In this study, we give further evidence that melatonin might be considered for antenatal treatment in complicated pregnancies as it decreases oxidative stress, programming the future neonatal pulmonary oxidative tone. Consistent with our work, the long-term effects of antenatal melatonin has been recently described as neuroprotective, diminishing brain damage and neurodevelopmental impairments in a preterm and fetal brain injury models, presumably due to a decreased inflammation burst [89], [90].
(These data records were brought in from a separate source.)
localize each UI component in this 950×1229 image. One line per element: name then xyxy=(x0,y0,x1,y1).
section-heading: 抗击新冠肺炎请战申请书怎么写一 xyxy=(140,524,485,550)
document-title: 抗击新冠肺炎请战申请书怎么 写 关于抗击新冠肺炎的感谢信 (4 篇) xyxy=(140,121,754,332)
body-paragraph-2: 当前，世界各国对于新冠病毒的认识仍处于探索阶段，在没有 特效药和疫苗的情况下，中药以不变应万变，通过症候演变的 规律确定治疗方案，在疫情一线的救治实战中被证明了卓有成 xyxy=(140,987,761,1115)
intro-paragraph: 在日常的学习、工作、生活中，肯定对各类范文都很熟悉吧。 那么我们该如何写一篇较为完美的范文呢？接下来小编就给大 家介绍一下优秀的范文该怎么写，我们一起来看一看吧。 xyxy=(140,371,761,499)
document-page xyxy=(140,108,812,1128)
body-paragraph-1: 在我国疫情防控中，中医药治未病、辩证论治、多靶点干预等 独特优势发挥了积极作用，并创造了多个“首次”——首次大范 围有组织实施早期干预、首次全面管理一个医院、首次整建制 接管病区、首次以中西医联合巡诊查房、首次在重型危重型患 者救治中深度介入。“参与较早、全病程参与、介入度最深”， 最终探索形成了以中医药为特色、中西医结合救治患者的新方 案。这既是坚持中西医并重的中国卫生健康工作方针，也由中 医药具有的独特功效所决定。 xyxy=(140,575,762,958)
Chronic non-communicable diseases (NCDs) can originate from perinatal sub-optimal conditions, a concept known as developmental origins of health and disease (DOHaD). Several intrauterine conditions have been shown to program cellular and organ functions that augment the risk of developing NCDs, such as undernutrition, overnutrition, hypoxia and oxidative stress among others. This concept offers the “reprogramming” strategy to shift the treatment from adulthood to early life, before clinical disease is evident [48]. Antenatal melatonin treatment has been proposed as one of the strategies to revert intrauterine complications but as well, to reprogram the developing individual [91], [92]. Melatonin may act on developmental programming by reinforcement of the antioxidant capacity, NO function modulation and reversal of pathologic epigenetic modifications, offering possibilities of correcting gestational malprogramming. However, further research is needed to uncover the involved mechanisms, possible affected signaling pathways and clinical translation.

Conclusion

The night-time administration of melatonin during the last third of gestation in high-altitude ewes decreased the main pro-oxidant ROS sources at the cellular level, reducing oxidative stress and reinforcing the antioxidant status at the pulmonary level in newborns with PHN. Although some potential adverse effects of melatonin has been described in this model, we consider that the capacity of antenatal melatonin to modulate postnatal oxidative balance and further pulmonary function merits more research in this area. Our findings add a novel long-lasting ability of melatonin, supporting its use as a therapeutic agent for neonatal diseases that coexist with chronic hypoxia and oxidative stress, as proposed by some researchers.